Sentiamo sempre più spesso parlare di cyberattacco, un neologismo coniato quasi 20 anni fa per definire un “attacco terroristico condotto con mezzi tecnologici, attraverso internet” (Treccani.it). L’obiettivo? Ottenere l’accesso ai sistemi informatici per appropriarsi, modificare o distruggere dati. Molti i settori interessati, con quelli finanziari, sanità e pubbliche amministrazioni tra i principali bersagli. Un problema che ci riguarda visto che, secondo i dati contenuti nel rapporto Clusit 2025 sulla cybersicurezza, l’Italia è ai primi posti nella classifica dei Paesi più vulnerabili. Subendo il 10% degli attacchi registrati a livello globale pur rappresentando solo lo 0,7% della popolazione e l’1,8% del PIL mondiale.

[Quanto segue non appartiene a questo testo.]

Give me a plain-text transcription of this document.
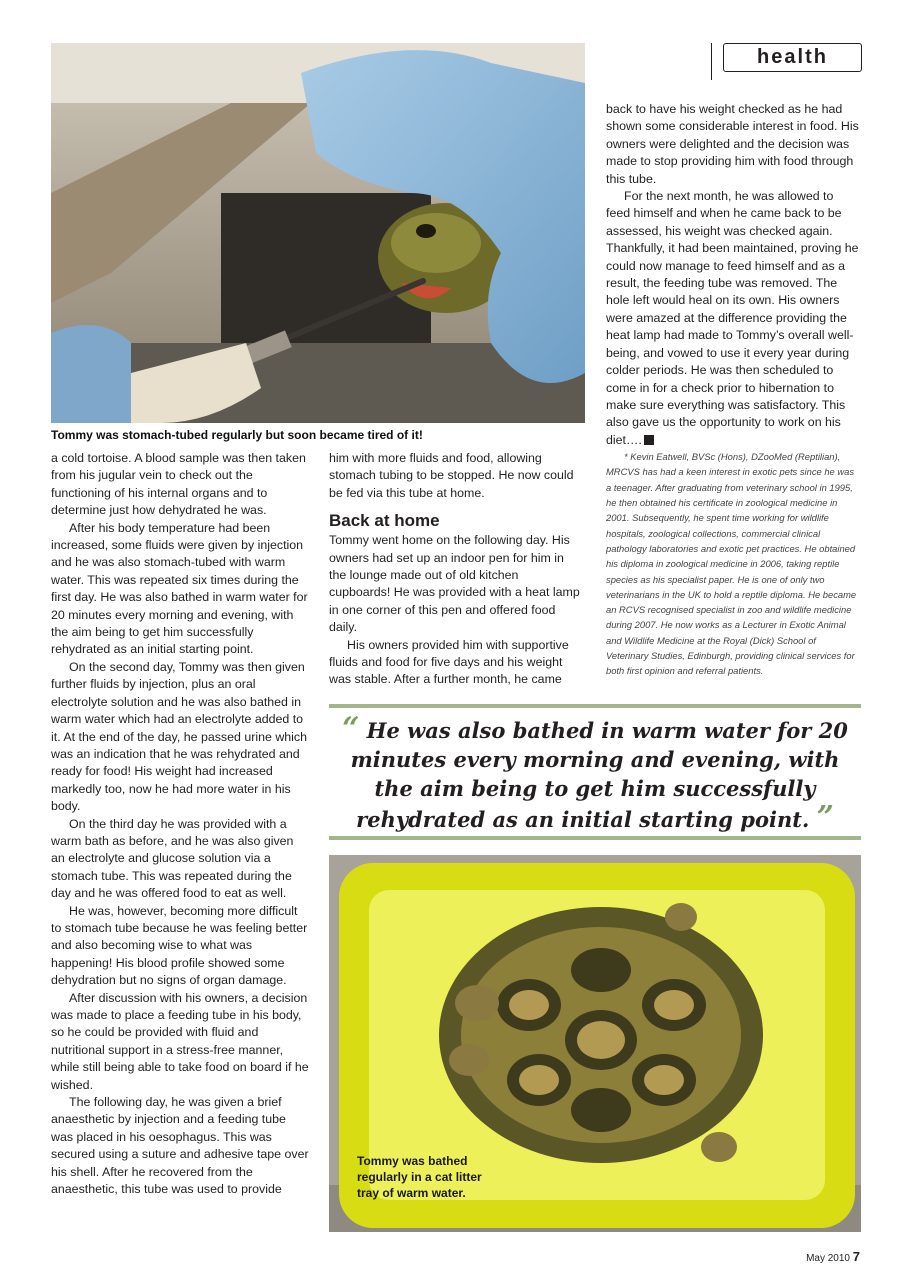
health
Tommy was stomach-tubed regularly but soon became tired of it!

a cold tortoise. A blood sample was then taken from his jugular vein to check out the functioning of his internal organs and to determine just how dehydrated he was.

After his body temperature had been increased, some fluids were given by injection and he was also stomach-tubed with warm water. This was repeated six times during the first day. He was also bathed in warm water for 20 minutes every morning and evening, with the aim being to get him successfully rehydrated as an initial starting point.

On the second day, Tommy was then given further fluids by injection, plus an oral electrolyte solution and he was also bathed in warm water which had an electrolyte added to it. At the end of the day, he passed urine which was an indication that he was rehydrated and ready for food! His weight had increased markedly too, now he had more water in his body.

On the third day he was provided with a warm bath as before, and he was also given an electrolyte and glucose solution via a stomach tube. This was repeated during the day and he was offered food to eat as well.

He was, however, becoming more difficult to stomach tube because he was feeling better and also becoming wise to what was happening! His blood profile showed some dehydration but no signs of organ damage.

After discussion with his owners, a decision was made to place a feeding tube in his body, so he could be provided with fluid and nutritional support in a stress-free manner, while still being able to take food on board if he wished.

The following day, he was given a brief anaesthetic by injection and a feeding tube was placed in his oesophagus. This was secured using a suture and adhesive tape over his shell. After he recovered from the anaesthetic, this tube was used to provide

him with more fluids and food, allowing stomach tubing to be stopped. He now could be fed via this tube at home.

Back at home

Tommy went home on the following day. His owners had set up an indoor pen for him in the lounge made out of old kitchen cupboards! He was provided with a heat lamp in one corner of this pen and offered food daily.

His owners provided him with supportive fluids and food for five days and his weight was stable. After a further month, he came

back to have his weight checked as he had shown some considerable interest in food. His owners were delighted and the decision was made to stop providing him with food through this tube.

For the next month, he was allowed to feed himself and when he came back to be assessed, his weight was checked again. Thankfully, it had been maintained, proving he could now manage to feed himself and as a result, the feeding tube was removed. The hole left would heal on its own. His owners were amazed at the difference providing the heat lamp had made to Tommy’s overall well-being, and vowed to use it every year during colder periods. He was then scheduled to come in for a check prior to hibernation to make sure everything was satisfactory. This also gave us the opportunity to work on his diet….

* Kevin Eatwell, BVSc (Hons), DZooMed (Reptilian), MRCVS has had a keen interest in exotic pets since he was a teenager. After graduating from veterinary school in 1995, he then obtained his certificate in zoological medicine in 2001. Subsequently, he spent time working for wildlife hospitals, zoological collections, commercial clinical pathology laboratories and exotic pet practices. He obtained his diploma in zoological medicine in 2006, taking reptile species as his specialist paper. He is one of only two veterinarians in the UK to hold a reptile diploma. He became an RCVS recognised specialist in zoo and wildlife medicine during 2007. He now works as a Lecturer in Exotic Animal and Wildlife Medicine at the Royal (Dick) School of Veterinary Studies, Edinburgh, providing clinical services for both first opinion and referral patients.

“ He was also bathed in warm water for 20 minutes every morning and evening, with the aim being to get him successfully rehydrated as an initial starting point. ”
Tommy was bathed
regularly in a cat litter
tray of warm water.
May 2010 7
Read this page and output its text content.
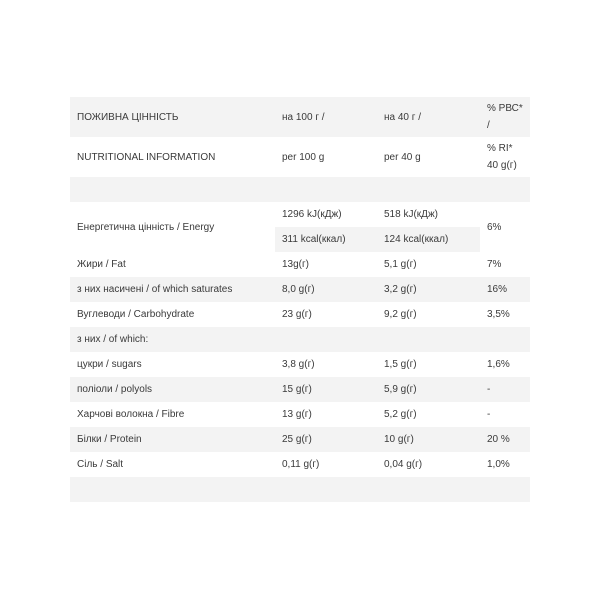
ПОЖИВНА ЦІННІСТЬ	на 100 г /	на 40 г /	% РВС*
/

NUTRITIONAL INFORMATION	per 100 g	per 40 g	% RI*
40 g(г)

Енергетична цінність / Energy	1296 kJ(кДж)	518 kJ(кДж)	6%
	311 kcal(ккал)	124 kcal(ккал)	
Жири / Fat	13g(г)	5,1 g(г)	7%
з них насичені / of which saturates	8,0 g(г)	3,2 g(г)	16%
Вуглеводи / Carbohydrate	23 g(г)	9,2 g(г)	3,5%
з них / of which:			
цукри / sugars	3,8 g(г)	1,5 g(г)	1,6%
поліоли / polyols	15 g(г)	5,9 g(г)	-
Харчові волокна / Fibre	13 g(г)	5,2 g(г)	-
Білки / Protein	25 g(г)	10 g(г)	20 %
Сіль / Salt	0,11 g(г)	0,04 g(г)	1,0%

Anche sulla base di questo poco invidiabile risultato, la cybersicurezza è diventata un’indispensabile strategia industriale. Paradossalmente, la maggior cybersicurezza acquisita dai settori più sensibili ha favorito gli attacchi verso altre attività produttive. A partire dal settore alimentare che ancora oggi fatica ad acquisire consapevolezza del rischio, dimostrando di non essere disposto o di non essere in grado di prepararsi adeguatamente a questa minaccia. Un’incapacità che lo ha reso uno dei principali obiettivi degli hacker, tanto che gli attacchi informatici all’industria alimentare, compresa quella lattiero-casearia, aumentano ogni anno per numero e virulenza.
Questo mal posto senso di immunità rispetto a settori considerati più convenienti per i cyberattacchi, contrasta con la necessità di un’ulteriore (e inevitabile) implementazione e integrazione di strumenti e metodologie dell’industria 4.0 e 5.0. Vale a dire sensori, dispositivi IoT, automazione, sistemi ERP/MES, robotica, macchine “intelligenti” e processi produttivi sempre più connessi con reti e sistemi di dati esterni. Un processo di automazione e digitalizzazione che espone ancora di più l’industria lattiero-casearia ad attacchi informatici. Soprattutto, quando questo processo riguarda impianti non moderni, senza un’adeguata integrazione digitale che, quando esiste, è spesso assicurata da sistemi informatici superati, a volte non aggiornabili o non compatibili tra loro.
Le contromisure si possono riassumere nell’acronimo CHACCP, ossia Cyber Hazard Analysis Critical Control Point. Un’estensione, non solo letterale, di HACCP. Perché oggi rappresenta un’indispensabile integrazione dei sistemi di gestione della sicurezza alimentare. Che si inserisce in norme già vigenti o cogenti (reg. UE 2016/679 – GDPR, direttiva NIS2 – 2022/2555/UE, ISO 27001), che impongono un investimento prima di tutto culturale nella cybersicurezza aziendale. Con nuove figure professionali, tecnologie avanzate e formazione continua, senza la quale qualsiasi piano di cybersicurezza dell’industria lattiero-casearia potrebbe risultare inutile.